At first I wasn’t moved. Then I remembered the last time, I spent days pacifying TheBoss
“Only my parents didn’t come” he had said in a very downcast manner.
I finally figured it out -missing a school event is one of the most heartbreaking things you can do to a child. At the point of your absence, nothing you try to replace it with matters.
If you like dance in the kitchen from morning till night, solving the mathematical equation of how much extra tatashe, fresh pepper and tin tomatoes can make the stew red enough to replace the absence of gold fresh tomatoes.
So today, I reminded myself to make the open day. It started with finding bath water. You people won’t understand how the basic things are disappearing right under our nostrils. I haven’t had electricity supply in about three weeks, I never used generator to pump water at previous price, and Achalugo won’t start at N145 per litre.
I was able to get this done and head for some client tax issues at the bank. The waiting began, I shifted from left bum to right bum,intermittently.

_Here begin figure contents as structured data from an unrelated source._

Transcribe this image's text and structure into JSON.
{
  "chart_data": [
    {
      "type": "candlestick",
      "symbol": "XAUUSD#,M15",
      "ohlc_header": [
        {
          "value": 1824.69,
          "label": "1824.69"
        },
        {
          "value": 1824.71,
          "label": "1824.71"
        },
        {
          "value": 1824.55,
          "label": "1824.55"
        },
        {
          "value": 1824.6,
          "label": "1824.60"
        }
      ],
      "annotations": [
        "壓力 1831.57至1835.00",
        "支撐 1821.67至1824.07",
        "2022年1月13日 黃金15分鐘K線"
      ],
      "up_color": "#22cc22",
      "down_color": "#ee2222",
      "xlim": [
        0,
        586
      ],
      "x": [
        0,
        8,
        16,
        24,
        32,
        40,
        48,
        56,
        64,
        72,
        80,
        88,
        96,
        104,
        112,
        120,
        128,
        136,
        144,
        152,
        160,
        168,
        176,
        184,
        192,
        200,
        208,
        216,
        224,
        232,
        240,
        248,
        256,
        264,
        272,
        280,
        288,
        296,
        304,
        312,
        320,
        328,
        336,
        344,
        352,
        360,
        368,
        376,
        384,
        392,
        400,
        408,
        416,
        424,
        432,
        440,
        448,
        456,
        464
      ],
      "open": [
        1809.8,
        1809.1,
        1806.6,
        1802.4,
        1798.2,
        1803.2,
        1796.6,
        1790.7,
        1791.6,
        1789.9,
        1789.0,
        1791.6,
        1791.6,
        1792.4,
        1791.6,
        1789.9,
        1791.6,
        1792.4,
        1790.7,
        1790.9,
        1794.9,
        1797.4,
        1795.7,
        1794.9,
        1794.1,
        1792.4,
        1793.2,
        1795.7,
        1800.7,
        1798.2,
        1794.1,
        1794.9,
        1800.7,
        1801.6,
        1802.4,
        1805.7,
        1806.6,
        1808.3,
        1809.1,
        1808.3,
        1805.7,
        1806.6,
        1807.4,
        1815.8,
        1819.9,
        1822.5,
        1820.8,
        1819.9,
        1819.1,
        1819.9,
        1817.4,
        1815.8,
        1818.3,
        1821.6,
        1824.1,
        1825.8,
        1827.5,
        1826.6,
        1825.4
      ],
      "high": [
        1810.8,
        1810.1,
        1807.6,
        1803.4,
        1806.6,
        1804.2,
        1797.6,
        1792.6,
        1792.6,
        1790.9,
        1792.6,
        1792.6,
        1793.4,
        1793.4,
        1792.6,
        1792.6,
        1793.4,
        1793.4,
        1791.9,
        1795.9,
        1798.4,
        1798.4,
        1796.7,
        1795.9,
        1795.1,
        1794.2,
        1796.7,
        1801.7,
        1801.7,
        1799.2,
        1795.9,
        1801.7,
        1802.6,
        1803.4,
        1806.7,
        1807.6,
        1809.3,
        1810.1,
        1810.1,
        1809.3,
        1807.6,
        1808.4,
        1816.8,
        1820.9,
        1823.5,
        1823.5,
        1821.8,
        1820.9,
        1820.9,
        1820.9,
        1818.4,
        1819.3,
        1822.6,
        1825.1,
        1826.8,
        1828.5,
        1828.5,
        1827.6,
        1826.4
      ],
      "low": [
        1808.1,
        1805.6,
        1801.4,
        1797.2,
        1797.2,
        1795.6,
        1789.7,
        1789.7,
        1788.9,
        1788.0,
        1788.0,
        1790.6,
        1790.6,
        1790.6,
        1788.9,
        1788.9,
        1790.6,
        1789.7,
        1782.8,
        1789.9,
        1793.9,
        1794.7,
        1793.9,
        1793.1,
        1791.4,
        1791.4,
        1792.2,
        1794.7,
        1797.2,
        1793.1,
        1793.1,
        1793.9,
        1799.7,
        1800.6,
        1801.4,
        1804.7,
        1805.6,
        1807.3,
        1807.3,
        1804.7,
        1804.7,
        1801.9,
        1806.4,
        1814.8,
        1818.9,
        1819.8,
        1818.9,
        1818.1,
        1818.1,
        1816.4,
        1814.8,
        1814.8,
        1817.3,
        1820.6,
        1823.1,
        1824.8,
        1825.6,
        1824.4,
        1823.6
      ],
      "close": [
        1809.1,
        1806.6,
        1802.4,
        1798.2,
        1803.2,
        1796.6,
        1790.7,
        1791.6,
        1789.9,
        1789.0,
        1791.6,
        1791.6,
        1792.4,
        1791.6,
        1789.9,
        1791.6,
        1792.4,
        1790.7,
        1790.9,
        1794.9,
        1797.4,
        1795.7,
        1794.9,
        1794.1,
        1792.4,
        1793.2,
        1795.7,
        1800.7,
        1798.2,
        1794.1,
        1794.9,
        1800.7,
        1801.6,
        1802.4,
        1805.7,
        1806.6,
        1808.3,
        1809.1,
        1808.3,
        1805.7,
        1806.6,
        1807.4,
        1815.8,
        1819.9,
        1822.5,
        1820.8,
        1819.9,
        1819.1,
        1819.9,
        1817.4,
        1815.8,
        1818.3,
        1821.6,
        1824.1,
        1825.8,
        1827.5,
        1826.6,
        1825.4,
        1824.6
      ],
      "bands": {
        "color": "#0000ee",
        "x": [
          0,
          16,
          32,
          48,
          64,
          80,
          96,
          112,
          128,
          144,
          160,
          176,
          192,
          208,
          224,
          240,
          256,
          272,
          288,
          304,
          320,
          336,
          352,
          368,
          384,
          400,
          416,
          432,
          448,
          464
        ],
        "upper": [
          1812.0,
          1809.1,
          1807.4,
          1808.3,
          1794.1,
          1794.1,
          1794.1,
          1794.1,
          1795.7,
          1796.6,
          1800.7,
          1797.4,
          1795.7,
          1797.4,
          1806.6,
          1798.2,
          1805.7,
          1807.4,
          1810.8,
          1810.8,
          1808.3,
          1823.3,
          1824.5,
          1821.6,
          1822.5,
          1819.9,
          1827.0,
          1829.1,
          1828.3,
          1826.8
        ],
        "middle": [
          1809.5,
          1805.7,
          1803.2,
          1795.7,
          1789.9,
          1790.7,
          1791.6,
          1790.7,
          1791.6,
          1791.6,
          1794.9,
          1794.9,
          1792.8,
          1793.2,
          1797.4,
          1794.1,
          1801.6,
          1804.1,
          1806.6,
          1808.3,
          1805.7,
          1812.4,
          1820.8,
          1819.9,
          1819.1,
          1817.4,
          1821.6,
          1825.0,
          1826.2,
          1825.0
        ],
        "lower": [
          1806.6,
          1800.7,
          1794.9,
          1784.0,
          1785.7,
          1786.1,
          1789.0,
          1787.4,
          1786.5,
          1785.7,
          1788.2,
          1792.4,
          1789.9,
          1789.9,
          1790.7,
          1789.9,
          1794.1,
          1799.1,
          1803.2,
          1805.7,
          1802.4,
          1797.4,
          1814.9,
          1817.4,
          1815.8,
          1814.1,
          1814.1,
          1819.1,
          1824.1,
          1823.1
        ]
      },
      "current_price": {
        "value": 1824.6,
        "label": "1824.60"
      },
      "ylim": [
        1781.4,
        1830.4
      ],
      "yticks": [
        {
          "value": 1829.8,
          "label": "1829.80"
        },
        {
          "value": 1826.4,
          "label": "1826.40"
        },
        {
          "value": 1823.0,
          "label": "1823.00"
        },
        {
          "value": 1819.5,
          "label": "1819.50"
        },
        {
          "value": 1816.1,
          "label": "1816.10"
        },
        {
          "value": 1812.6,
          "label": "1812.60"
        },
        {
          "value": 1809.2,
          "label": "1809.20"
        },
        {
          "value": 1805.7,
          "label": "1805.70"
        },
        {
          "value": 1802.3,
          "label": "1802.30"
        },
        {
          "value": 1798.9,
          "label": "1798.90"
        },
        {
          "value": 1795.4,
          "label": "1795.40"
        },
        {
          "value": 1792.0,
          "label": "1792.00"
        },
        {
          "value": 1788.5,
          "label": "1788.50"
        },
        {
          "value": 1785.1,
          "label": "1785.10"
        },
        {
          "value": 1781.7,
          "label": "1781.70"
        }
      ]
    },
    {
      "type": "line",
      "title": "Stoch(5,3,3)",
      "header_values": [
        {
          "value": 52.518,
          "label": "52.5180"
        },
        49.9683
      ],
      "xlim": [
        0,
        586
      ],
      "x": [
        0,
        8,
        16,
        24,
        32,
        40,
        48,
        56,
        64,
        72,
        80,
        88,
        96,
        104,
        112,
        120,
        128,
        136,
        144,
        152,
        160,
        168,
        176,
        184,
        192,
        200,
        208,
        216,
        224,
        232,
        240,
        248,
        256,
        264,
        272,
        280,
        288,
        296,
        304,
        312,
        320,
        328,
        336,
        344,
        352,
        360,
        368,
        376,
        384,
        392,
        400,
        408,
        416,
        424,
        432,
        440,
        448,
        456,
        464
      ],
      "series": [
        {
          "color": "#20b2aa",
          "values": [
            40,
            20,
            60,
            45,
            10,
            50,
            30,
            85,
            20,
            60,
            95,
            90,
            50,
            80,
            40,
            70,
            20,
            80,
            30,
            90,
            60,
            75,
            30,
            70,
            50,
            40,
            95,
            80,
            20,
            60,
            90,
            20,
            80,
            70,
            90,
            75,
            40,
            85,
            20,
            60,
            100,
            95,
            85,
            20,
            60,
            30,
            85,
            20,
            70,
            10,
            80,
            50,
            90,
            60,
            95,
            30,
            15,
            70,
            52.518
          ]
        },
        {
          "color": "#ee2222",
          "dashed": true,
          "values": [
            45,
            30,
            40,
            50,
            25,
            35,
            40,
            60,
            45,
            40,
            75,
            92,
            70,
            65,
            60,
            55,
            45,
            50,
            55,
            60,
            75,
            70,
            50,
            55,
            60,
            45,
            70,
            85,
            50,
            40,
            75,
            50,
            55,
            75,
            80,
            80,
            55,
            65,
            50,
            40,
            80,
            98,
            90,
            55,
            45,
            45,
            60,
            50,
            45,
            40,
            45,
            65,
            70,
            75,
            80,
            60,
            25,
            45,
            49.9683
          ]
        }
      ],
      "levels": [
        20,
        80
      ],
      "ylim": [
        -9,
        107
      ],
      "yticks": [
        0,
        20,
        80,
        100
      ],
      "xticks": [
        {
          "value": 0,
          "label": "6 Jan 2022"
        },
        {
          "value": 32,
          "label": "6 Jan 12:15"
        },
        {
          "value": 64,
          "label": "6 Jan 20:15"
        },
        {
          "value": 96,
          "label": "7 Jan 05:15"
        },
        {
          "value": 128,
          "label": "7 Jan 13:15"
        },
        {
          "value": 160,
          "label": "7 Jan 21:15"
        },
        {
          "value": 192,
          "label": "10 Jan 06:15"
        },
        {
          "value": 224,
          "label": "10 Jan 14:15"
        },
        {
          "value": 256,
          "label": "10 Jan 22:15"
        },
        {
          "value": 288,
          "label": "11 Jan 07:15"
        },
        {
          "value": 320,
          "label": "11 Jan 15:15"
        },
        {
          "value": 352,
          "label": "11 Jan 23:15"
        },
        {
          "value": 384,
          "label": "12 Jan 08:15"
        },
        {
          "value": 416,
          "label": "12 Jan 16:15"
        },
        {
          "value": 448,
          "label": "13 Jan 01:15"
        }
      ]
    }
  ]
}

At 2.30pm, it dawned on me that;
a. The network wasn’t going to come on no matter how long I waited
b. The Client could wait
c. I had just thirty minutes to end of school
“Excuse me, Sir”
I let the poor guy who had been shuffling about with my paper know that I would return to continue at another time, that I wasn’t angry, nor surprised, these crappy services are normal these days.
I hit their school in fifteen minutes. I began from Container’s class, to 100Watts and as soon as I stepped into The Boss’ class, the bell rang for dismissal. He hadn’t seen me, I heard the cat like purring
“It’s school over, my daddy or mommy didn’t come”
His teacher smiled
“Your mom is behind you”
The way those eyes lit!
We hugged, laughed and proceeded to business. He piled all his school notes on the desk and began to flip energetically
“Look! I got 10/10 here!” etc
I pondered.
I didn’t like Open day of any sort, whether at primary or secondary school. I didn’t like the uncertainty, the thinking that I was doing pretty good and one teacher would prefer to tell my mom of my truancy.
I didn’t score 10/10 in mathematics, I couldn’t see from my seat. This meant I couldn’t follow the teacher’s writing on the blackboard. I depended on my seat partner, who sometimes wrote too fast for me.
Not being able to see clearly then made me prefer classes where we depended on sounds more -English Composition, pronunciation classes, I shone bright. At primary three, I could read, fast, I feasted on any typed thing that didn’t have numbers.
Here was my son, primary one, dividing fractions with the ease you pop chewing gum bubbles.
I still don’t know long division, but look on the bright side, I can write about these things.
Mommy diaries,
Achalugo
Oh yes, you can write about these things. Glad you made it to their school.